How does Oracle DB compute edit distance and similarity with non-ASCII characters?

76 Views Asked by At

I've recently been working with Oracle DB, and when evaluating their matching functions (in this case, EDIT_DISTANCE and EDIT_DISTANCE_SIMILARITY, which - I think - implement unnormalized and normalized Levenshtein distance) against standard implementations, I stumbled over some curious behaviour.

Normally, I would expect a normalization equal to:

1 - edit_distance / len(longer_string)

However, this doesn't perfectly match Oracle's results, nor do the unnormalized edit distance values themselves always match expections.

More specifically, my testing suggests that both functions seems to handle special characters strangely. I've tested German and French special characters, and both seem to be handled different from ASCII characters.

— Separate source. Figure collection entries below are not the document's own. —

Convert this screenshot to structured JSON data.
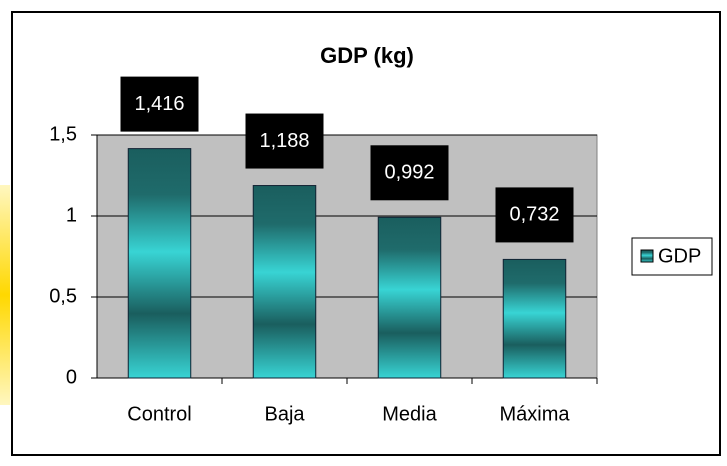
{
  "chart_data": {
    "type": "bar",
    "title": "GDP (kg)",
    "categories": [
      "Control",
      "Baja",
      "Media",
      "Máxima"
    ],
    "series": [
      {
        "name": "GDP",
        "color": "#1f6b6b",
        "values": [
          1.416,
          1.188,
          0.992,
          0.732
        ],
        "value_labels": [
          "1,416",
          "1,188",
          "0,992",
          "0,732"
        ]
      }
    ],
    "ylim": [
      0,
      1.5
    ],
    "yticks": [
      0,
      {
        "value": 0.5,
        "label": "0,5"
      },
      1,
      {
        "value": 1.5,
        "label": "1,5"
      }
    ],
    "grid": true,
    "legend": "right"
  }
}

For example, here are results given by Oracle DB (I'm scaling Oracle normalization from [0, 100] down to [0, 1]), and what I would expect based on the standard Levenshtein algorithm and the formula above:

String A String B Expected edit distance Oracle edit distance Expected normalization Oracle normalization
stack stock 1 1 1 - 1/5 = 0.8 0.8
müll mall 1 2 1 - 3/4 = 0.75 0.6
déja-vu deja-vu 1 2 1 - 1/7 = 0.857 0.750
château château! 1 1 1 - 1/8 = 0.875 0.89

The SQL I'm using to arrive at these results is as follows (replace 'a' and 'b', obviously):

SELECT UTL_MATCH.EDIT_DISTANCE('a', 'b') FROM dual;
SELECT UTL_MATCH.EDIT_DISTANCE_SIMILARITY('a', 'b') FROM dual;

All of the Oracle results are plausible if you count special characters as two characters. This is, at first, somewhat sensible for German umlauts, for which "ae", "oe", and "ue" are common substitutions, but I'm not aware of similarly common substitutions for e.g. French (then again, my French is quite rusty).

Even more strangely, "Müller" compared with "Mller", "Muller" and "Mueller" returns an edit distance of 2 for all three cases, so "ü" isn't simply converted to "ue". This, therefore, definitely does not seem correct.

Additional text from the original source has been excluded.